O almirante e as baratas
Há décadas, largas décadas, que as democracias deixaram de eleger militares para a presidência. Os motivos incluem o cuidado em separar o poder militar do civil, ou o receio do autoritarismo, ou o lugar minúsculo dos conflitos armados nas cabeças ocidentais, ou a hipótese enriquecedora que quiserem adicionar.
O facto é que sem guerras, ou sem guerras que influenciem a sério a vida “comum”, não há heróis de guerra para premiar e pendurar na chefia dos estados. Na América, houve o remoto Eisenhower, com a derrota nazi fresquinha no bolso, como no século XIX houvera Ulysses S. Grant e meia dúzia de figuras comparativamente menores da Guerra Civil.

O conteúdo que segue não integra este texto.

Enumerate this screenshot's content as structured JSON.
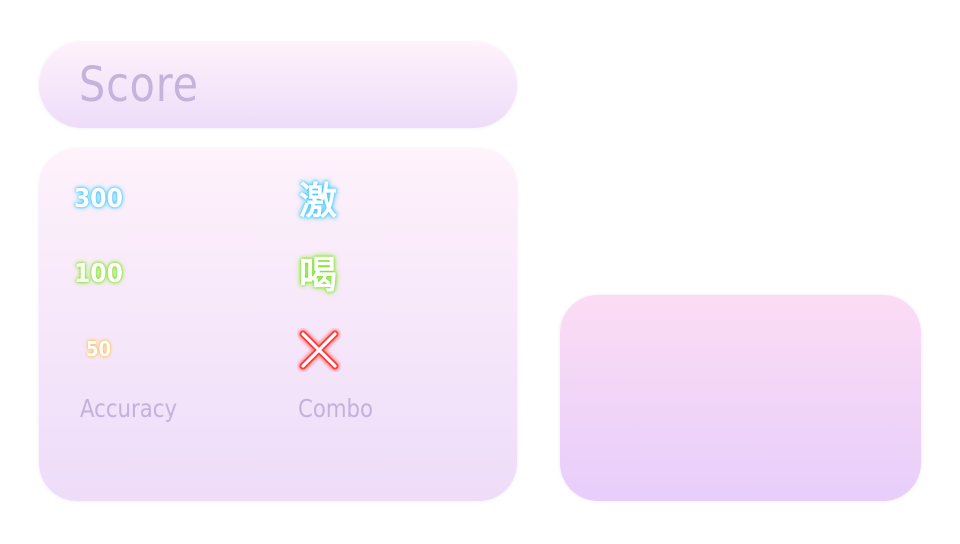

Na Europa, De Gaulle, que morreu em 1970. E, Deus me fulmine se desprezar a pátria amada, Ramalho Eanes, não tanto pela presença nos três cenários de conflito ultramarinos, mas sobretudo pela batalha contra o comunismo que culminou no 25 de Novembro de 1975. Salvo ocasional esquecimento, o inventário fica por aqui: o velho hábito, esporádico e intermitente, de pôr militares na liderança de regimes liberais morreu há que tempos.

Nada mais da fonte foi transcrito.